Signature Bank’s net income for Q1 2020 stood at nearly $100 million, which is significantly lower than the $143.5 million it made during Q1 2019.
As noted in its financial report, Signature’s decline in net income may be attributed to a rise in the provision for credit losses of $60.5 million.
The bank claims that the provision for the losses “was wholly attributable” to the Coronavirus pandemic.
The full-service commercial bank’s earnings per share (EPS) for Q1 2020 came in at $1.88. Signature’s Q1 2019 EPS stood at $2.63.
The institution’s total interest income for Q1 2020 went up by 9.2% (compared to the same period last year) to $348.3 million.
Signature’s total deposits increased by 15% to $42.24 billion during the first quarter of 2020 (compared to Q1 2019). Meanwhile, average deposits grew by $1.1 billion in Q1 2020.
Joseph DePaolo, CEO at Signature Bank, confirmed that this is now the third consecutive quarter that the institution has secured more than $1 billion in deposits.
Deposits have grown by $5.6 billion and average deposits increased by $4.7 billion since the end of the first quarter of 2019, DePaolo revealed.
Loans during Q1 2020 grew 5% to $41 billion when compared to the same period last year, the bank noted during its latest earnings call.
DePaolo stated during the call:
“The increase in loans this quarter was again driven primarily by new fund banking capital call facilities. This is the sixth consecutive quarter where C&I [commercial and industrial] outpaced CRE [commercial real estate] growth furthering the rapid transformation of the balance sheet to include more floating-rate assets and diversifying our credit portfolio.”

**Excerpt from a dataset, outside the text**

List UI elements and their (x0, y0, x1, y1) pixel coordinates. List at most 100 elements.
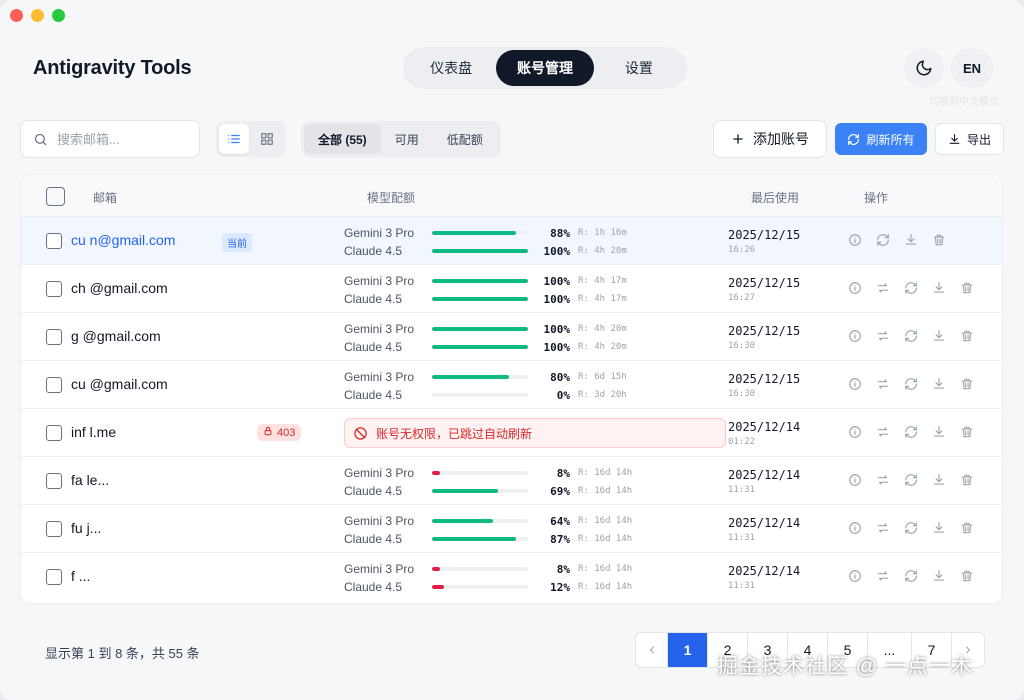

The bank didn’t reveal any financial details about its blockchain-enabled payments platform, Signet (for Q1 2020).
Meanwhile, deposits from virtual currency customers at New York-headquartered Metropolitan Commercial Bank (reportedly one of the few US financial institutions openly serving the crypto asset sector) grew for the first time in over a year.
Metropolitan manages $3.6 billion in client assets. The institution revealed that it managed to more than double loan loss provisions to $4.8 million during Q1 of this year.
The bank’s total deposit base increased by $231 million quarter over quarter, which notably included a $25 million increase from the cryptocurrency industry (according to its earnings call).
Metropolitan’s level of digital asset deposits is 24% greater than Q1 2019, but 40% lower than the first quarter of last year.